The Video: After the thalidomide tragedy in Europe, Congress passed the Kefauver-Harris drug amendments to ensure prescription drug effectiveness and safety. But the legislation may not have been proposed if not for the persistence and grit of a recently-hired FDA medical officer, and two U.S. congressmen.
Bridget Henig interviews FDA Historian, John Swann to hear the inside story behind the Kefauver-Harris Amendments. Listen to this surprisingly engaging and dramatic tale in the historian’s own words:
50 Years Ago: How an FDA reviewer saved lives and spurred legislation
By Pat Clarke, Division of Communications, CDER
This year the Food and Drug Administration celebrates the anniversary of the passage of the Kefauver-Harris drug amendments, which have ensured prescription drug effectiveness and safety for 50 years. But the legislation may not have been proposed if not for the persistence and grit of a recently-hired FDA medical officer, and two U.S. congressmen.

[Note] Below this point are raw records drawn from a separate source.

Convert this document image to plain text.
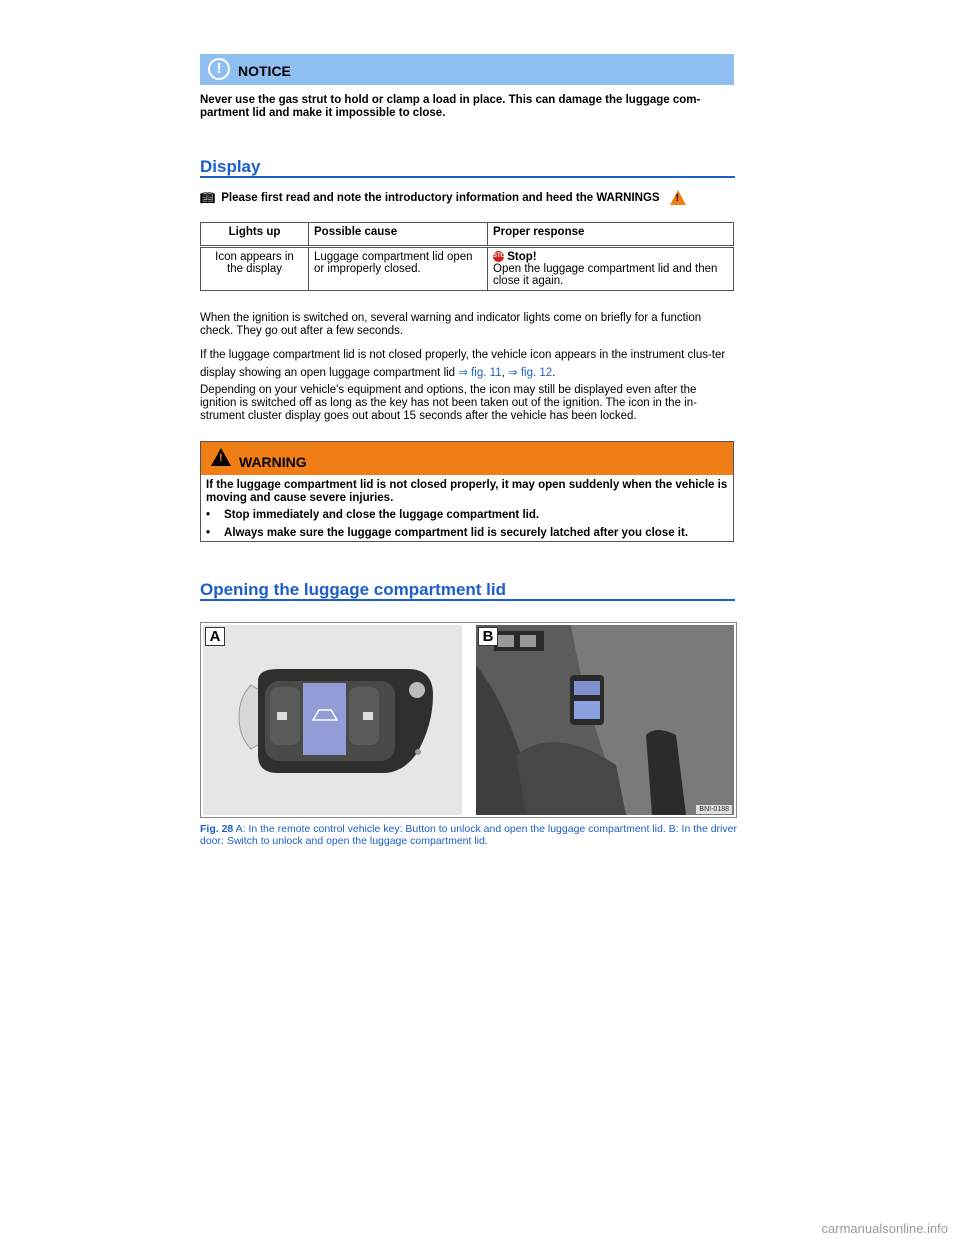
!	NOTICE
Never use the gas strut to hold or clamp a load in place. This can damage the luggage com-partment lid and make it impossible to close.
Display
📖︎ Please first read and note the introductory information and heed the WARNINGS !
Lights up	Possible cause	Proper response
Icon appears in the display	Luggage compartment lid open or improperly closed.	STOP Stop!
Open the luggage compartment lid and then close it again.
When the ignition is switched on, several warning and indicator lights come on briefly for a function check. They go out after a few seconds.
If the luggage compartment lid is not closed properly, the vehicle icon appears in the instrument clus-ter display showing an open luggage compartment lid ⇒ fig. 11, ⇒ fig. 12.
Depending on your vehicle's equipment and options, the icon may still be displayed even after the ignition is switched off as long as the key has not been taken out of the ignition. The icon in the in-strument cluster display goes out about 15 seconds after the vehicle has been locked.
! WARNING
If the luggage compartment lid is not closed properly, it may open suddenly when the vehicle is moving and cause severe injuries.
• Stop immediately and close the luggage compartment lid.
• Always make sure the luggage compartment lid is securely latched after you close it.
Opening the luggage compartment lid
A	B
BNI-0188
Fig. 28 A: In the remote control vehicle key: Button to unlock and open the luggage compartment lid. B: In the driver door: Switch to unlock and open the luggage compartment lid.
carmanualsonline.info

One of Frances O. Kelsey’s first assignments at FDA was to review an application for the drug Kevadon, a sedative more commonly known as thalidomide. Already approved in Canada and 20 European and African countries, thalidomide was widely prescribed for morning sickness during pregnancy.
But Kelsey was not satisfied with data provided by the pharmaceutical company. Based on her review Kelsey insisted that the data were incomplete and did not support the drug’s safety claims. She refused to approve thalidomide for sale in the United States.
Not bowing to pressure
Despite increasing pressure from the company, Kelsey’s opinion and FDA’s support did not waiver. Kelsey’s stand was tragically shown to be correct. In 1961, reports started to surface connecting thalidomide to severe birth defects. Thousands of children in Europe were born with shortened, missing or flipper-like arms and legs.
When The Washington Post reported on Kelsey and FDA’s role in averting the thalidomide tragedy in the United States, it stirred legislators in the Capitol.
The Dogged Congressmen
Two years earlier, Senator Estes Kefauver of Tennessee was decrying the lack
of clear federal regulation in the area of drug approval. He called for revisions of
the drug statues; few people listened, especially in Congress.
The thalidomide tragedy gave rise to broader calls for drug controls and
unearthed Kefauver’s bill to enhance drug regulation.
Representative Oren Harris was chairman of the Committee on Interstate and
Foreign Commerce. During his final term in the House, he would introduce and
sponsor the Drug Abuse Control Act, which required certain “stimulant,
depressant, or hallucinogenic” drugs to require licensing before sale
and distribution. He was the lead House sponsor of the Kefauver-Harris
The Kefauver-Harris Amendment to the 1938 Food, Drug and Cosmetic Act represented a revolution in FDA regulatory authority. The legislation gave FDA weight to demand that drug makers prove their products were safe and effective before receiving approval to market them in the United States.
Prior to the legislation, drugs could be sold 60 days after companies filed with FDA, if the Agency did not object. Drug makers routinely sent new medications to doctors asking them to “try them out” on their patients.
Kefauver considered the amendment his "finest achievement" in consumer protection. It’s easy to see why. After the law was passed:
Manufacturers had to provide evidence that proposed drugs were both safe and effective, demonstrated by adequate and well-controlled clinical investigations conducted by qualified experts.
FDA was given 180 days to evaluate a new drug application, and the application would no longer become automatically effective.
New drugs required an affirmative decision by the agency before marketing.
Manufacturers had to maintain records of adverse events associated with drugs and report these promptly to FDA.
The Kefauver-Harris Amendment laid the groundwork for modern drug approvals. Ultimately, FDA established an evidence-based model for drug evaluation decisions that stands as the global standard. While thousands have been involved in those efforts, a rookie employee and two veteran lawmakers exemplified how dedicated professionals can make a difference.